The Supreme Court in Darnley v Croydon Health Services NHS Trust [2018] UKSC 50 was concerned with a man who attended A&E following a head injury and was told by the receptionist that he would have to wait for up to 4 or 5 hours to be seen by a doctor.  Feeling unwell, after 19 minutes he decided to go home where a little over an hour later he collapsed.  Despite surgery he suffered permanent brain damage which would have been avoided had he collapsed while in hospital.

He was not informed by the receptionist that he would have been seen by a triage nurse within about 30 minutes of booking in at A&E.  The trial judge found that if he had been told that, he would have stayed and would have been seen by the triage nurse.  He would then have been admitted or told that he should wait, and in those circumstances his collapse would have been in hospital.  His decision to leave was in part at least made on the basis of the information provided by the receptionist which was inaccurate and misleading.  The judge also found that it was reasonably foreseeable that patients do leave A&E without being seen or treated and that in such cases harm may result and that it was reasonably foreseeable that someone who believes it will be 4 or 5 hours before they are seen by a doctor may decide to leave in circumstances where they would have stayed if they believed they would seen much sooner by a triage nurse.

Reversing the decision of the trial judge and the Court of Appeal on liability the Supreme Court held that this situation came within the well-established duty of care owed by those providing and running a casualty department to those presenting themselves complaining of illness or injury and before they are treated or received into care in the hospital’s wards to take reasonable care not to cause physical injury to the patient.  By booking in the patient, he was entered into a relationship with the hospital. The duty included a duty not to provide misleading information which might foreseeably cause physical injury.  The duty was owed by the hospital trust and it was not appropriate to distinguish between medical and non-medical staff.

The receptionists on duty at the material time were both aware of the standard procedure under which someone complaining of a head injury would be seen by a triage nurse within 30 minutes.  The patient was misinformed and therefore misled as to the availability of medical assistance.  That was negligent, that is it fell below the standard to be expected of an averagely competent and well-informed person performing the function of a receptionist at a department providing emergency medical care.

Give the trial judge’s findings relevant to causation, that negligence caused injury because in the absence of the negligence the patient would have stayed in the department, collapsed in hospital and been treated with the likelihood of a near complete recovery.  The patient’s decision to leave did not interfere with that causation and was based in part at least on the misleading information provided by the receptionist.

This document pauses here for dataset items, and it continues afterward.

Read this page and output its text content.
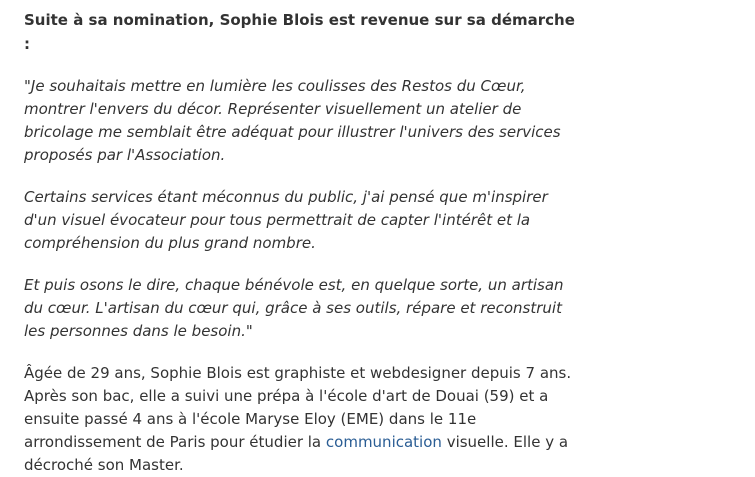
Suite à sa nomination, Sophie Blois est revenue sur sa démarche :

"Je souhaitais mettre en lumière les coulisses des Restos du Cœur,
montrer l'envers du décor. Représenter visuellement un atelier de
bricolage me semblait être adéquat pour illustrer l'univers des services
proposés par l'Association.

Certains services étant méconnus du public, j'ai pensé que m'inspirer
d'un visuel évocateur pour tous permettrait de capter l'intérêt et la
compréhension du plus grand nombre.

Et puis osons le dire, chaque bénévole est, en quelque sorte, un artisan
du cœur. L'artisan du cœur qui, grâce à ses outils, répare et reconstruit
les personnes dans le besoin."

Âgée de 29 ans, Sophie Blois est graphiste et webdesigner depuis 7 ans.
Après son bac, elle a suivi une prépa à l'école d'art de Douai (59) et a
ensuite passé 4 ans à l'école Maryse Eloy (EME) dans le 11e
arrondissement de Paris pour étudier la communication visuelle. Elle y a
décroché son Master.
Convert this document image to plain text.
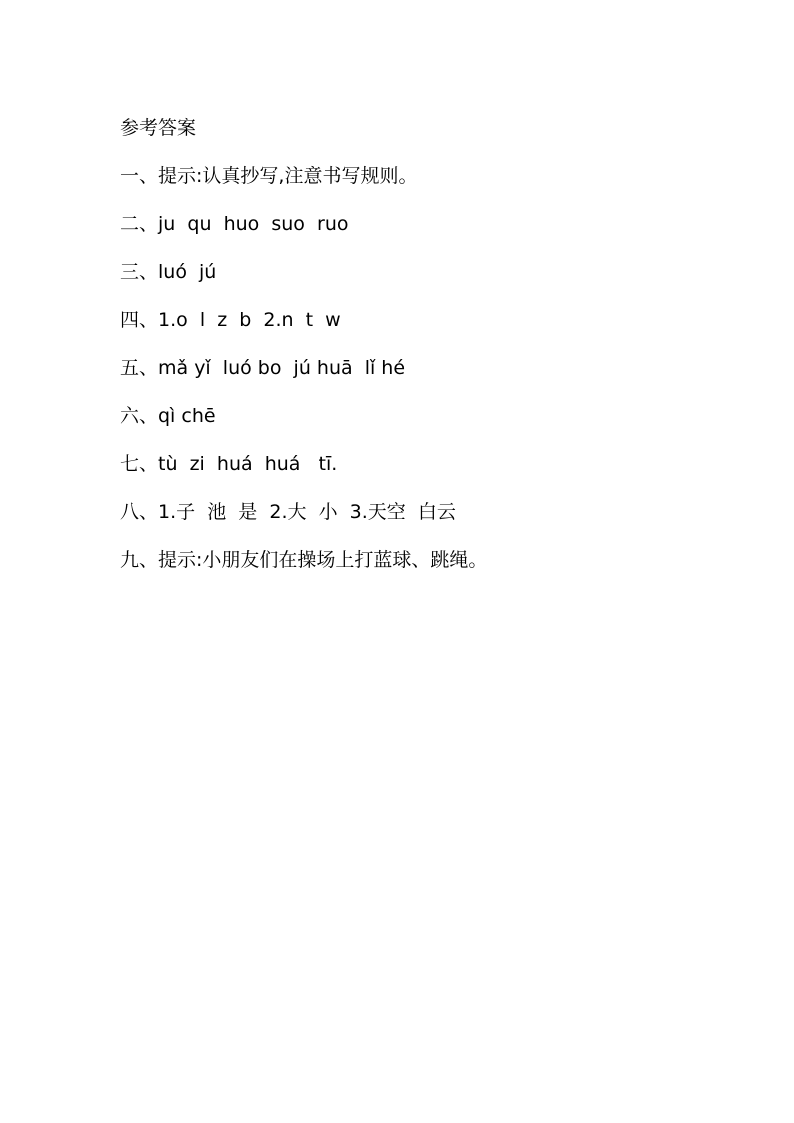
参考答案
一、提示:认真抄写,注意书写规则。
二、ju  qu  huo  suo  ruo
三、luó  jú
四、1.o  l  z  b  2.n  t  w
五、mǎ yǐ  luó bo  jú huā  lǐ hé
六、qì chē
七、tù  zi  huá  huá   tī.
八、1.子  池  是  2.大  小  3.天空  白云
九、提示:小朋友们在操场上打蓝球、跳绳。
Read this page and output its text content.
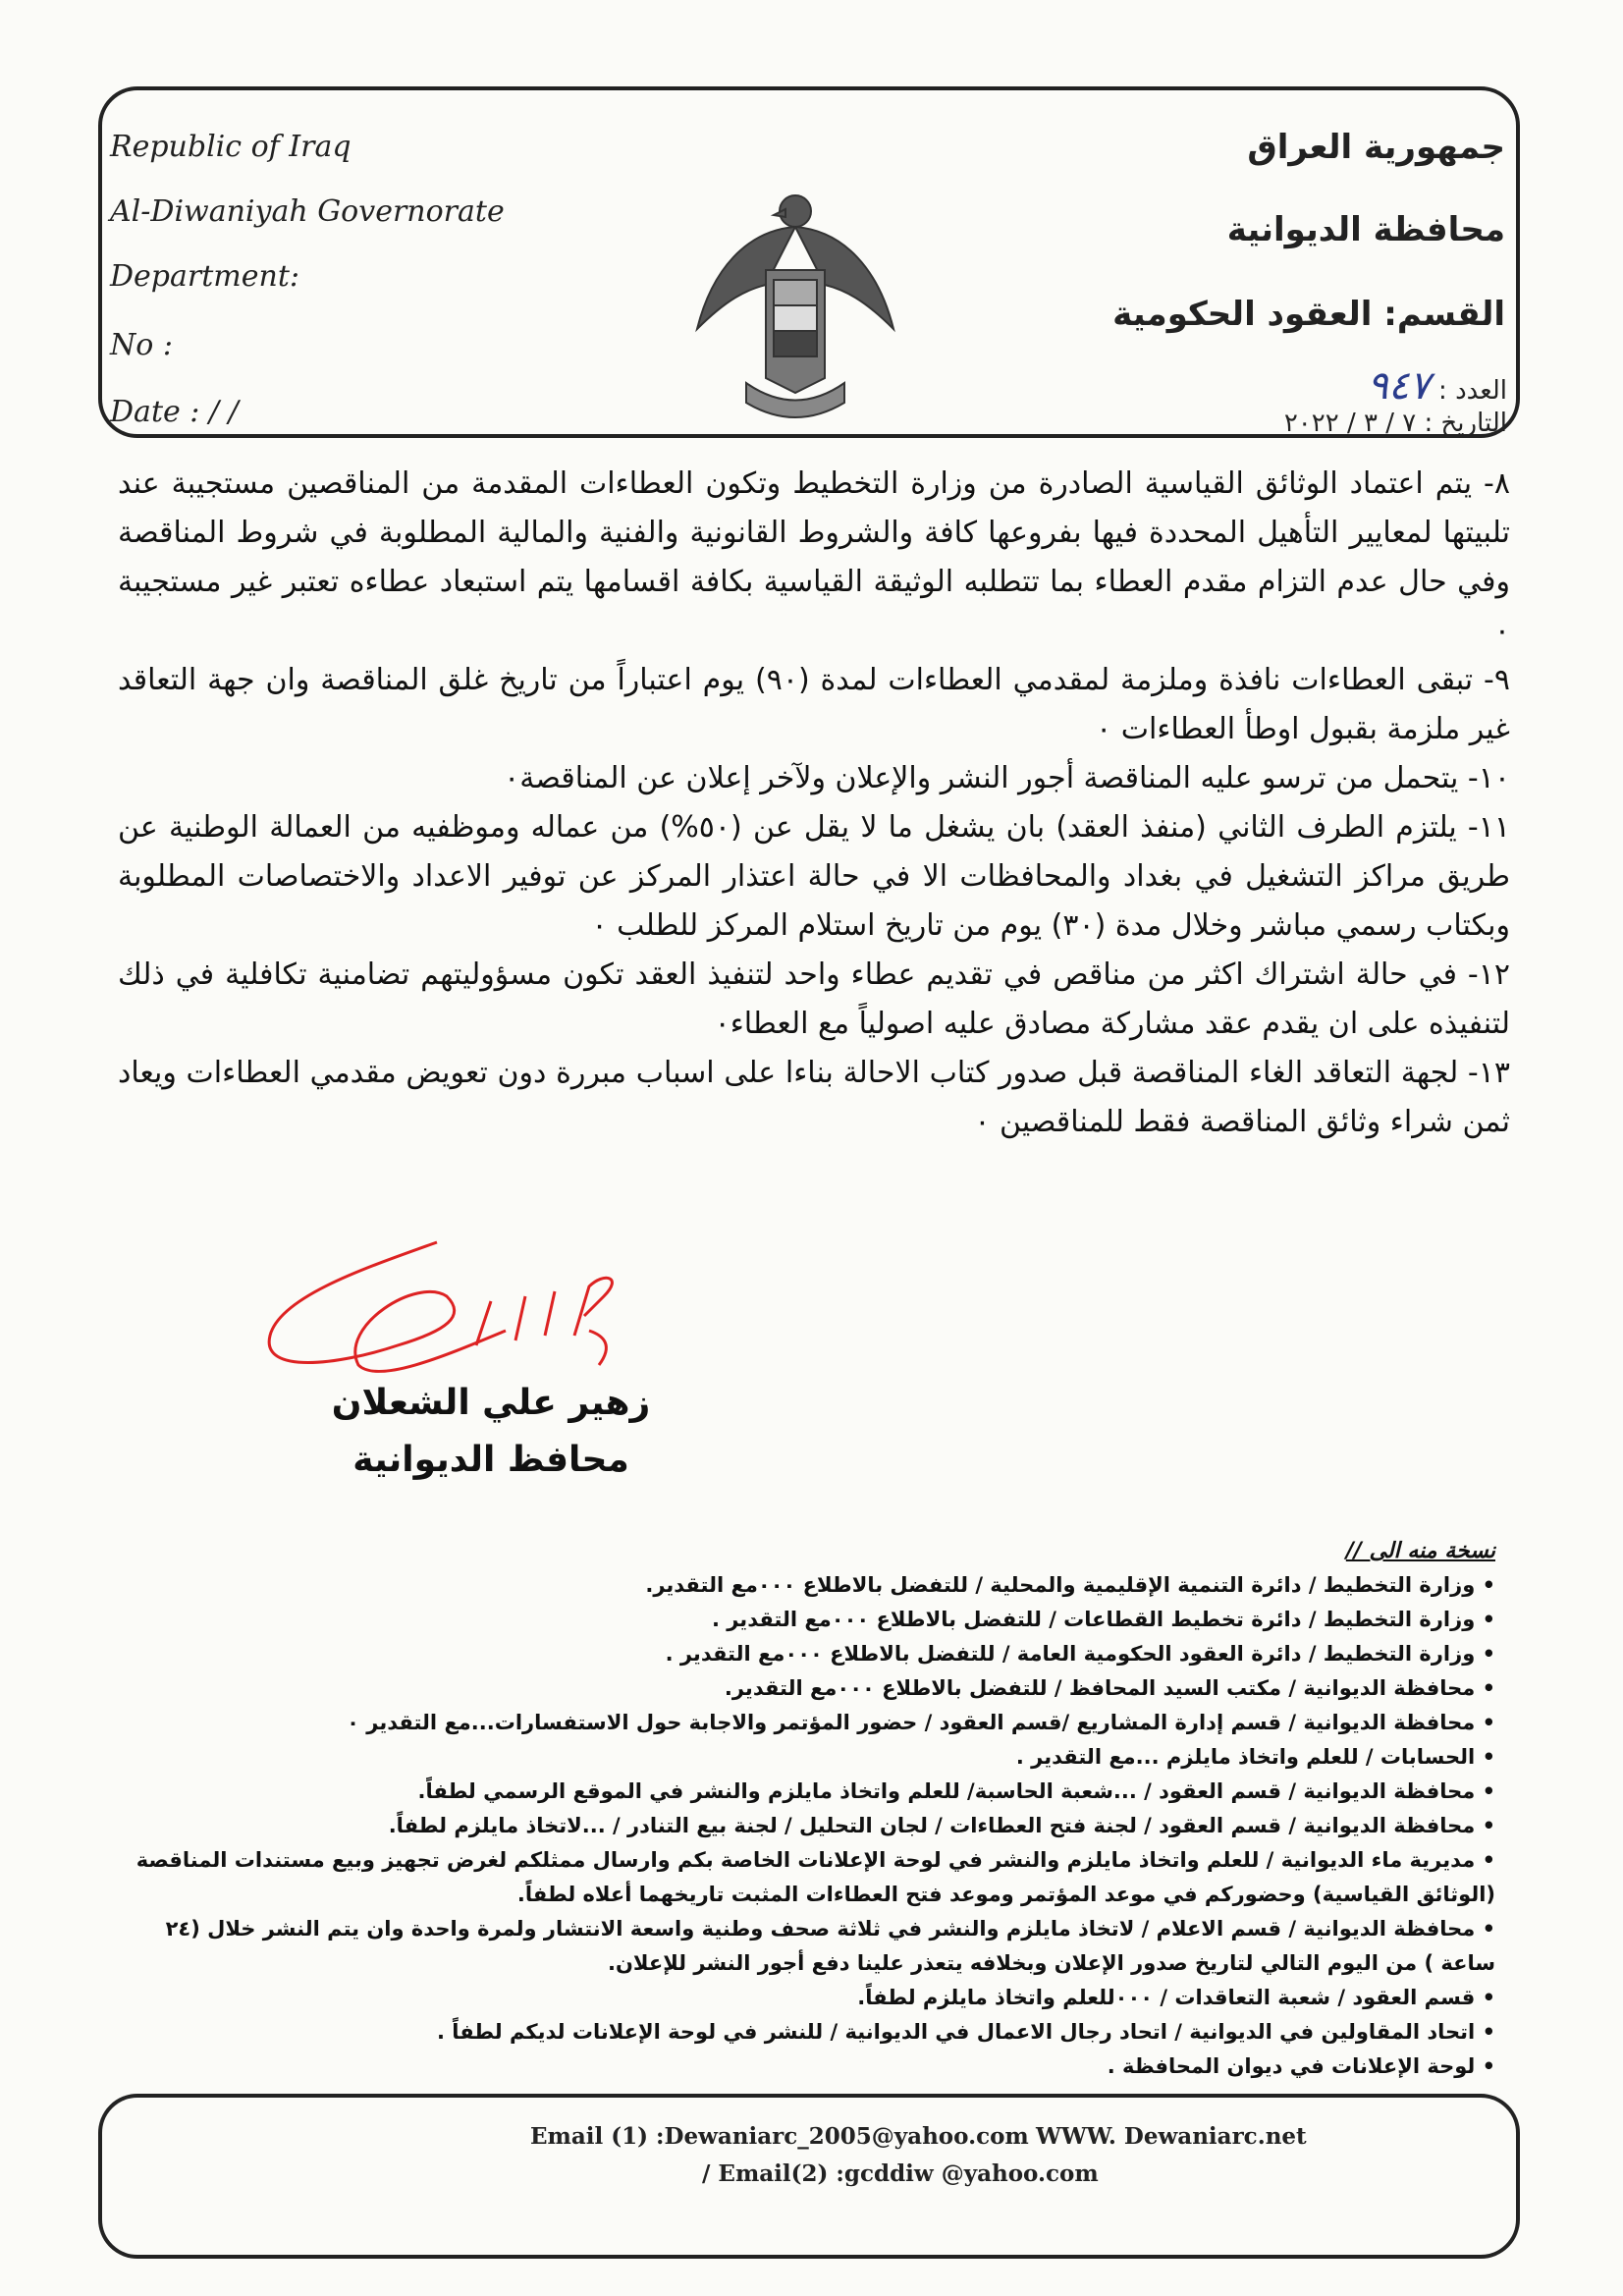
Republic of Iraq
Al-Diwaniyah Governorate
Department:
No :
Date : / /
جمهورية العراق
محافظة الديوانية
القسم: العقود الحكومية
العدد : ٩٤٧
التاريخ : ٧ / ٣ / ٢٠٢٢

٨- يتم اعتماد الوثائق القياسية الصادرة من وزارة التخطيط وتكون العطاءات المقدمة من المناقصين مستجيبة عند تلبيتها لمعايير التأهيل المحددة فيها بفروعها كافة والشروط القانونية والفنية والمالية المطلوبة في شروط المناقصة وفي حال عدم التزام مقدم العطاء بما تتطلبه الوثيقة القياسية بكافة اقسامها يتم استبعاد عطاءه تعتبر غير مستجيبة ٠

٩- تبقى العطاءات نافذة وملزمة لمقدمي العطاءات لمدة (٩٠) يوم اعتباراً من تاريخ غلق المناقصة وان جهة التعاقد غير ملزمة بقبول اوطأ العطاءات ٠

١٠- يتحمل من ترسو عليه المناقصة أجور النشر والإعلان ولآخر إعلان عن المناقصة٠

١١- يلتزم الطرف الثاني (منفذ العقد) بان يشغل ما لا يقل عن (٥٠%) من عماله وموظفيه من العمالة الوطنية عن طريق مراكز التشغيل في بغداد والمحافظات الا في حالة اعتذار المركز عن توفير الاعداد والاختصاصات المطلوبة وبكتاب رسمي مباشر وخلال مدة (٣٠) يوم من تاريخ استلام المركز للطلب ٠

١٢- في حالة اشتراك اكثر من مناقص في تقديم عطاء واحد لتنفيذ العقد تكون مسؤوليتهم تضامنية تكافلية في ذلك لتنفيذه على ان يقدم عقد مشاركة مصادق عليه اصولياً مع العطاء٠

١٣- لجهة التعاقد الغاء المناقصة قبل صدور كتاب الاحالة بناءا على اسباب مبررة دون تعويض مقدمي العطاءات ويعاد ثمن شراء وثائق المناقصة فقط للمناقصين ٠

زهير علي الشعلان
محافظ الديوانية
نسخة منه الى //
• وزارة التخطيط / دائرة التنمية الإقليمية والمحلية / للتفضل بالاطلاع ٠٠٠مع التقدير.
• وزارة التخطيط / دائرة تخطيط القطاعات / للتفضل بالاطلاع ٠٠٠مع التقدير .
• وزارة التخطيط / دائرة العقود الحكومية العامة / للتفضل بالاطلاع ٠٠٠مع التقدير .
• محافظة الديوانية / مكتب السيد المحافظ / للتفضل بالاطلاع ٠٠٠مع التقدير.
• محافظة الديوانية / قسم إدارة المشاريع /قسم العقود / حضور المؤتمر والاجابة حول الاستفسارات...مع التقدير ٠
• الحسابات / للعلم واتخاذ مايلزم ...مع التقدير .
• محافظة الديوانية / قسم العقود / ...شعبة الحاسبة/ للعلم واتخاذ مايلزم والنشر في الموقع الرسمي لطفاً.
• محافظة الديوانية / قسم العقود / لجنة فتح العطاءات / لجان التحليل / لجنة بيع التنادر / ...لاتخاذ مايلزم لطفاً.
• مديرية ماء الديوانية / للعلم واتخاذ مايلزم والنشر في لوحة الإعلانات الخاصة بكم وارسال ممثلكم لغرض تجهيز وبيع مستندات المناقصة (الوثائق القياسية) وحضوركم في موعد المؤتمر وموعد فتح العطاءات المثبت تاريخهما أعلاه لطفاً.
• محافظة الديوانية / قسم الاعلام / لاتخاذ مايلزم والنشر في ثلاثة صحف وطنية واسعة الانتشار ولمرة واحدة وان يتم النشر خلال (٢٤ ساعة ) من اليوم التالي لتاريخ صدور الإعلان وبخلافه يتعذر علينا دفع أجور النشر للإعلان.
• قسم العقود / شعبة التعاقدات / ٠٠٠للعلم واتخاذ مايلزم لطفاً.
• اتحاد المقاولين في الديوانية / اتحاد رجال الاعمال في الديوانية / للنشر في لوحة الإعلانات لديكم لطفاً .
• لوحة الإعلانات في ديوان المحافظة .
Email (1) :Dewaniarc_2005@yahoo.com WWW. Dewaniarc.net
/ Email(2) :gcddiw @yahoo.com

It took the Supreme Court to put right the trial judge and the majority in the Court of Appeal, who were concerned at adding an additional layer of responsibility on clerical staff, and creating a new head of liability for NHS trusts, and concerned about ‘undesirable social consequences’ were the duty imposed on emergency departments.  But the Supreme Court decision was in fact only applying established legal principle and established legal duties on the Trust because there is a well-established duty of care owed by those providing and running a casualty department to those presenting themselves complaining of illness or injury and before they are treated or received into care in the hospital’s wards to take reasonable care not to cause physical injury to the patient, and therefore not to provide misleading information.  It would have taken little by way of instruction to ensure that the misleading information in this case was not given by the receptionist, with its foreseeable and disastrous results.